Je n’avais point vu Maxime et déjà je devinais en lui l’âme de la maison. J’habitais sa chambre aux rideaux fleuris, sa chambre étroite et claire qu’on avait aménagée pour moi. Je couchais dans le lit en sapin et bambou qu’il avait quitté pour le dortoir du lycée. J’écrivais mes devoirs à la table où il avait ébauché ses premiers bâtons. La petite bibliothèque était pleine des livres qu’il avait reçus aux distributions de prix, et, sur la cheminée, des photographies le représentaient tout petit enfant, demi-nu sur un coussin avec un hochet et un collier d’ambre ; puis en robe courte, à cinq ans, perché sur un cheval mécanique, et la série continuait, allant du baby au jeune homme en passant par le collégien de huitième et l’inévitable premier communiant… Quand donc le verrais-je, ce Maxime qui allait être mon grand frère et que j’aimais déjà, sincèrement ?

Je le vis un dimanche matin, après quelques semaines mélancoliques qui avaient suffi pour étioler l’enfant menue, mais vivace, que M. Gannerault avait ramenée d’Auray. Adossé au poêle de la salle à manger, les mains dans ses poches, les sourcils froncés, d’un mouvement nerveux il semblait écouter impatiemment une semonce de son père. Maxime, à dix-sept ans, avait l’air d’un homme. Une moustache brune ombrait sa lèvre fine et dure. Son menton net et arrondi à la romaine, ses joues creuses, ses durs yeux d’onyx, décelaient l’intelligence et l’obstination. Et cet adolescent, droit et froid comme une lame d’épée, avait grand air à côté de son père, pauvre bonhomme doux et gauche qui s’efforçait de paraître imposant.

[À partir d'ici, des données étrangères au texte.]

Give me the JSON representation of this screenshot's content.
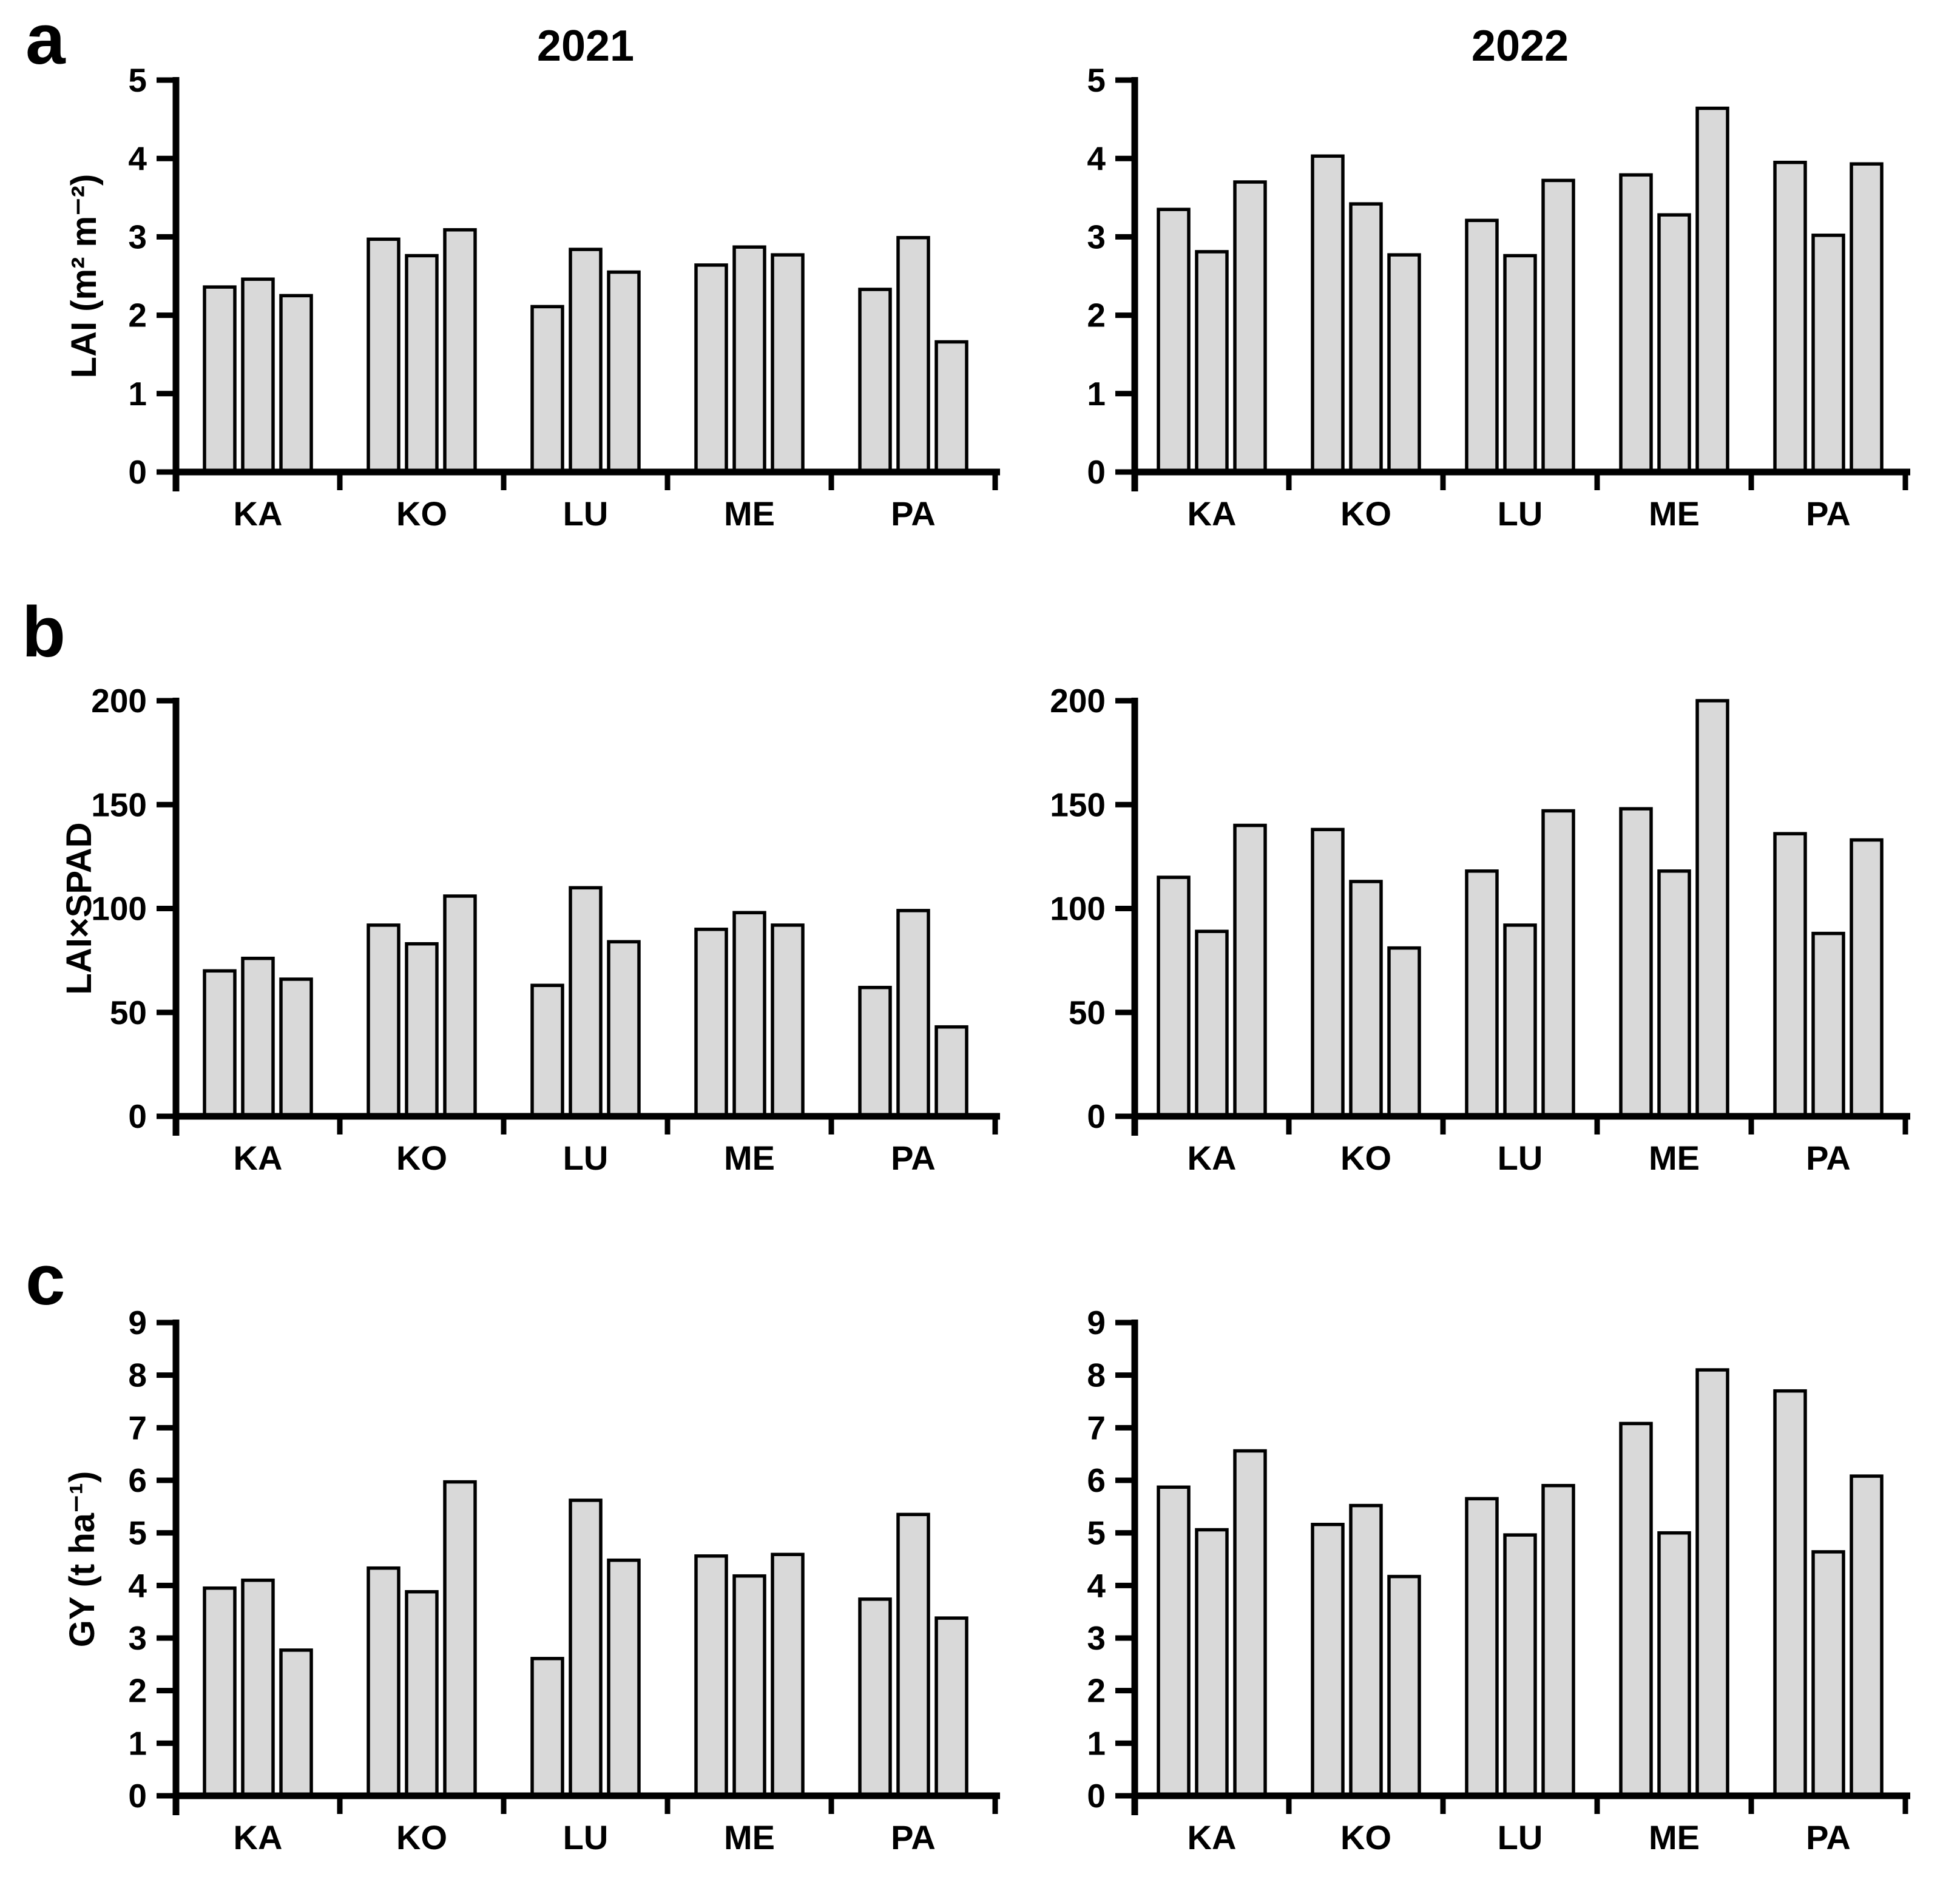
{
  "figure": {
    "background": "#ffffff",
    "bar_fill": "#d9d9d9",
    "bar_stroke": "#000000",
    "axis_color": "#000000",
    "text_color": "#000000"
  },
  "panels": [
    {
      "label": "a"
    },
    {
      "label": "b"
    },
    {
      "label": "c"
    }
  ],
  "columns": [
    {
      "title": "2021"
    },
    {
      "title": "2022"
    }
  ],
  "chart_data": [
    {
      "id": "lai-2021",
      "type": "bar",
      "panel": "a",
      "column": "2021",
      "title": "2021",
      "ylabel": "LAI (m² m⁻²)",
      "ylim": [
        0,
        5
      ],
      "yticks": [
        0,
        1,
        2,
        3,
        4,
        5
      ],
      "categories": [
        "KA",
        "KO",
        "LU",
        "ME",
        "PA"
      ],
      "bars_per_category": 3,
      "values": [
        [
          2.36,
          2.46,
          2.25
        ],
        [
          2.97,
          2.76,
          3.09
        ],
        [
          2.11,
          2.84,
          2.55
        ],
        [
          2.64,
          2.87,
          2.77
        ],
        [
          2.33,
          2.99,
          1.66
        ]
      ]
    },
    {
      "id": "lai-2022",
      "type": "bar",
      "panel": "a",
      "column": "2022",
      "title": "2022",
      "ylabel": "",
      "ylim": [
        0,
        5
      ],
      "yticks": [
        0,
        1,
        2,
        3,
        4,
        5
      ],
      "categories": [
        "KA",
        "KO",
        "LU",
        "ME",
        "PA"
      ],
      "bars_per_category": 3,
      "values": [
        [
          3.35,
          2.81,
          3.7
        ],
        [
          4.03,
          3.42,
          2.77
        ],
        [
          3.21,
          2.76,
          3.72
        ],
        [
          3.79,
          3.28,
          4.64
        ],
        [
          3.95,
          3.02,
          3.93
        ]
      ]
    },
    {
      "id": "laixspad-2021",
      "type": "bar",
      "panel": "b",
      "column": "2021",
      "title": "",
      "ylabel": "LAI×SPAD",
      "ylim": [
        0,
        200
      ],
      "yticks": [
        0,
        50,
        100,
        150,
        200
      ],
      "categories": [
        "KA",
        "KO",
        "LU",
        "ME",
        "PA"
      ],
      "bars_per_category": 3,
      "values": [
        [
          70,
          76,
          66
        ],
        [
          92,
          83,
          106
        ],
        [
          63,
          110,
          84
        ],
        [
          90,
          98,
          92
        ],
        [
          62,
          99,
          43
        ]
      ]
    },
    {
      "id": "laixspad-2022",
      "type": "bar",
      "panel": "b",
      "column": "2022",
      "title": "",
      "ylabel": "",
      "ylim": [
        0,
        200
      ],
      "yticks": [
        0,
        50,
        100,
        150,
        200
      ],
      "categories": [
        "KA",
        "KO",
        "LU",
        "ME",
        "PA"
      ],
      "bars_per_category": 3,
      "values": [
        [
          115,
          89,
          140
        ],
        [
          138,
          113,
          81
        ],
        [
          118,
          92,
          147
        ],
        [
          148,
          118,
          200
        ],
        [
          136,
          88,
          133
        ]
      ]
    },
    {
      "id": "gy-2021",
      "type": "bar",
      "panel": "c",
      "column": "2021",
      "title": "",
      "ylabel": "GY (t ha⁻¹)",
      "ylim": [
        0,
        9
      ],
      "yticks": [
        0,
        1,
        2,
        3,
        4,
        5,
        6,
        7,
        8,
        9
      ],
      "categories": [
        "KA",
        "KO",
        "LU",
        "ME",
        "PA"
      ],
      "bars_per_category": 3,
      "values": [
        [
          3.95,
          4.1,
          2.77
        ],
        [
          4.33,
          3.88,
          5.97
        ],
        [
          2.61,
          5.62,
          4.48
        ],
        [
          4.56,
          4.18,
          4.59
        ],
        [
          3.74,
          5.35,
          3.38
        ]
      ]
    },
    {
      "id": "gy-2022",
      "type": "bar",
      "panel": "c",
      "column": "2022",
      "title": "",
      "ylabel": "",
      "ylim": [
        0,
        9
      ],
      "yticks": [
        0,
        1,
        2,
        3,
        4,
        5,
        6,
        7,
        8,
        9
      ],
      "categories": [
        "KA",
        "KO",
        "LU",
        "ME",
        "PA"
      ],
      "bars_per_category": 3,
      "values": [
        [
          5.87,
          5.06,
          6.56
        ],
        [
          5.16,
          5.52,
          4.17
        ],
        [
          5.65,
          4.96,
          5.9
        ],
        [
          7.08,
          5.0,
          8.1
        ],
        [
          7.7,
          4.64,
          6.08
        ]
      ]
    }
  ]
}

— Tu m’entends bien ! Ne recommence pas. Si je reçois encore une plainte de ce genre, je sévirai, je t’en préviens. Je sévirai…

Il fallait voir le demi-sourire de Maxime quand M. Gannerault passa dans la pièce voisine, répétant :

— Introduire des livres infâmes dans un lycée ! Mon fils ! Je sévirai.

Il fallait voir aussi ma marraine s’approcher de l’enfant chéri, écarter ses cheveux sur ses tempes, le baiser au front d’un indulgent baiser qui pardonnait tout…

— Gamin, grand gamin ! Ah ! les garçons, quels chenapans incorrigibles !…

Cependant je m’étais avancée. Il fallait bien que Maxime m’aperçût.

— Ah ! la petite Taverley, sans doute…

— La petite Marianne, dit madame Gannerault… Embrasse Maxime, ma mignonne… Tu n’es pas jaloux, mon Max ? dit-elle en me repoussant doucement comme pour ménager la susceptibilité du Benjamin.

— Pas le moins du monde, répondit Maxime avec insouciance.

Il m’embrassa du bout des lèvres et, mon parrain ayant reparu, tout le monde se mit à table. Maxime racontait les histoires du bahut, expliquant les causes de sa dernière consigne… Je crus comprendre qu’il s’agissait d’un livre introduit par fraude… Mais ce n’était pas la faute de Maxime ; il le prouvait clair comme le jour :

— Tu vois bien, papa…

— Je ne vois rien… Je sais que tu es un truqueur, un rebelle, un indiscipliné… Avec ton intelligence — intelligence remarquable ! — avec ta facilité, tes qualités brillantes, avec… avec… tu ne feras jamais rien, que chercher tes aises… aux dépens d’autrui s’il le faut…

La voix irritée de ma marraine s’éleva :

— Pierre, en voilà assez… Vous êtes l’homme le plus sévère, le plus dur… Vous exagérez tout… Laissez donc cet enfant tranquille. Rien n’est plus mauvais que les querelles pendant le repas… Ce pauvre Max n’est pas si solide, avec la mauvaise nourriture du lycée…

— Mais, mon amie…

— Non, non, c’est trop ! Il faut que vous empoisonniez l’existence de mon fils, comme vous avez empoisonné la mienne. Si au moins j’avais des compensations d’une autre espèce !… Mais vous n’avez même pas su garder votre situation…

Le déjeuner est brusquement interrompu. Ma marraine crie, Maxime plaisante, M. Gannerault courbe le dos et se réfugie dans son cabinet, et moi, petite fille de huit ans, que personne ne semble voir, j’apprends à connaître un nouvel aspect de la famille.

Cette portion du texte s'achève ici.